De retour des travaux champêtres, une jeune dame âgée d’une trentaine d’années et son fils de quatre ans ont été tués, le jeudi 28 mars 2024, par la foudre, dans le village de Safolo, situé à 12 kilomètres de Dabakala.

Dans le paisible village de Safolo, situé à 12 kilomètres de Dabakala, dans la Région du Hambol, un drame a frappé le cœur de la communauté le jeudi 28 mars 2024. Une jeune dame, âgée d’une trentaine d’années, accompagnée de son fils âgé de quatre ans, a été fauchée par la foudre alors qu’ils revenaient des champs, en compagnie d’autres femmes.

La jeune dame tenait fermement la main de son enfant

Selon les récits poignants des témoins rapportés par l’AIP, la scène déchirante s’est déroulée en plein après-midi, alors que les femmes du village, dont la victime, se retrouvaient au champ pour préparer une parcelle de terre en vue des semis à venir. Après avoir vaillamment travaillé sous le soleil ardent, le groupe s’est mis en route vers le village, la jeune dame tenant fermement la main de son enfant.

Cependant, leur destin a pris un tournant tragique lorsque le ciel s’est assombri, annonçant l’approche d’une violente tempête. Les cieux se sont déchaînés, laissant éclater une pluie torrentielle accompagnée de rafales de vent et de grondements de tonnerre. Soudain, un éclair déchira le ciel, frappant violemment le groupe de femmes, les projetant au sol dans un fracas assourdissant.

Ils ont été cruellement arrachés à la vie, leur destin scellé par la foudre impitoyable

Alors que les autres femmes, secouées mais indemnes, se relevaient avec difficulté, la jeune dame et son fils sont restés au sol. Ils ont été cruellement arrachés à la vie, leur destin scellé par la foudre impitoyable.

Bien que traumatisées par l’horreur de la scène, les autres femmes ont rapidement alerté les autres villageois, qui se sont précipités sur les lieux du drame.
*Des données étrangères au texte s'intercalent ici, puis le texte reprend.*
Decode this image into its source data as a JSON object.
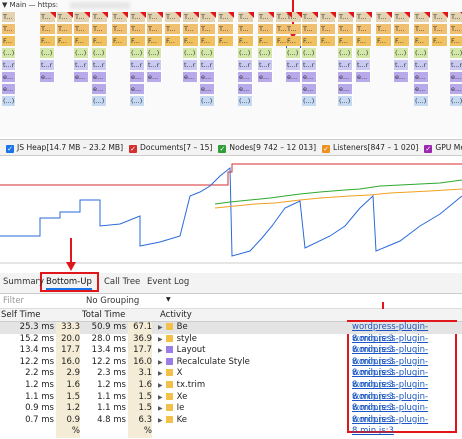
{
  "flame": {
    "thread": "Main — https:",
    "rows": [
      "T...",
      "T...",
      "F...",
      "(...)",
      "t...r",
      "e...",
      "e...",
      "(...)"
    ]
  },
  "counters": [
    "JS Heap[14.7 MB – 23.2 MB]",
    "Documents[7 – 15]",
    "Nodes[9 742 – 12 013]",
    "Listeners[847 – 1 020]",
    "GPU Memory"
  ],
  "tabs": [
    "Summary",
    "Bottom-Up",
    "Call Tree",
    "Event Log"
  ],
  "toolbar": {
    "filter": "Filter",
    "grouping": "No Grouping"
  },
  "table": {
    "headers": [
      "Self Time",
      "Total Time",
      "Activity"
    ],
    "rows": [
      [
        "25.3 ms",
        "33.3 %",
        "50.9 ms",
        "67.1 %",
        "Be",
        "wordpress-plugin-8.min.js:3"
      ],
      [
        "15.2 ms",
        "20.0 %",
        "28.0 ms",
        "36.9 %",
        "style",
        "wordpress-plugin-8.min.js:3"
      ],
      [
        "13.4 ms",
        "17.7 %",
        "13.4 ms",
        "17.7 %",
        "Layout",
        "wordpress-plugin-8.min.js:3"
      ],
      [
        "12.2 ms",
        "16.0 %",
        "12.2 ms",
        "16.0 %",
        "Recalculate Style",
        "wordpress-plugin-8.min.js:3"
      ],
      [
        "2.2 ms",
        "2.9 %",
        "2.3 ms",
        "3.1 %",
        "X",
        "wordpress-plugin-8.min.js:3"
      ],
      [
        "1.2 ms",
        "1.6 %",
        "1.2 ms",
        "1.6 %",
        "tx.trim",
        "wordpress-plugin-8.min.js:3"
      ],
      [
        "1.1 ms",
        "1.5 %",
        "1.1 ms",
        "1.5 %",
        "Xe",
        "wordpress-plugin-8.min.js:3"
      ],
      [
        "0.9 ms",
        "1.2 %",
        "1.1 ms",
        "1.5 %",
        "Ie",
        "wordpress-plugin-8.min.js:3"
      ],
      [
        "0.7 ms",
        "0.9 %",
        "4.8 ms",
        "6.3 %",
        "Ke",
        "wordpress-plugin-8.min.js:3"
      ]
    ]
  }
}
Malgré leurs efforts désespérés, la tragédie était déjà consommée, plongeant la communauté dans un profond deuil.

Des cérémonies traditionnelles de purification organisées

Le lendemain, dans un élan de solidarité et de respect pour les défunts, les autorités villageoises ont organisé des cérémonies traditionnelles de purification, cherchant ainsi à apaiser les esprits tourmentés par cette perte brutale et injuste. Puis, dans un silence solennel, la jeune femme et son fils ont été doucement conduits à leur dernière demeure, laissant derrière eux un vide insurmontable.

Cette tragédie poignante à Dabakala est un rappel brutal de la fragilité de la vie humaine et de la puissance implacable de la nature. Elle laisse dans son sillage une communauté meurtrie, unie dans la douleur et dans le souvenir indélébile de ceux qui ont été emportés trop tôt par les caprices du ciel.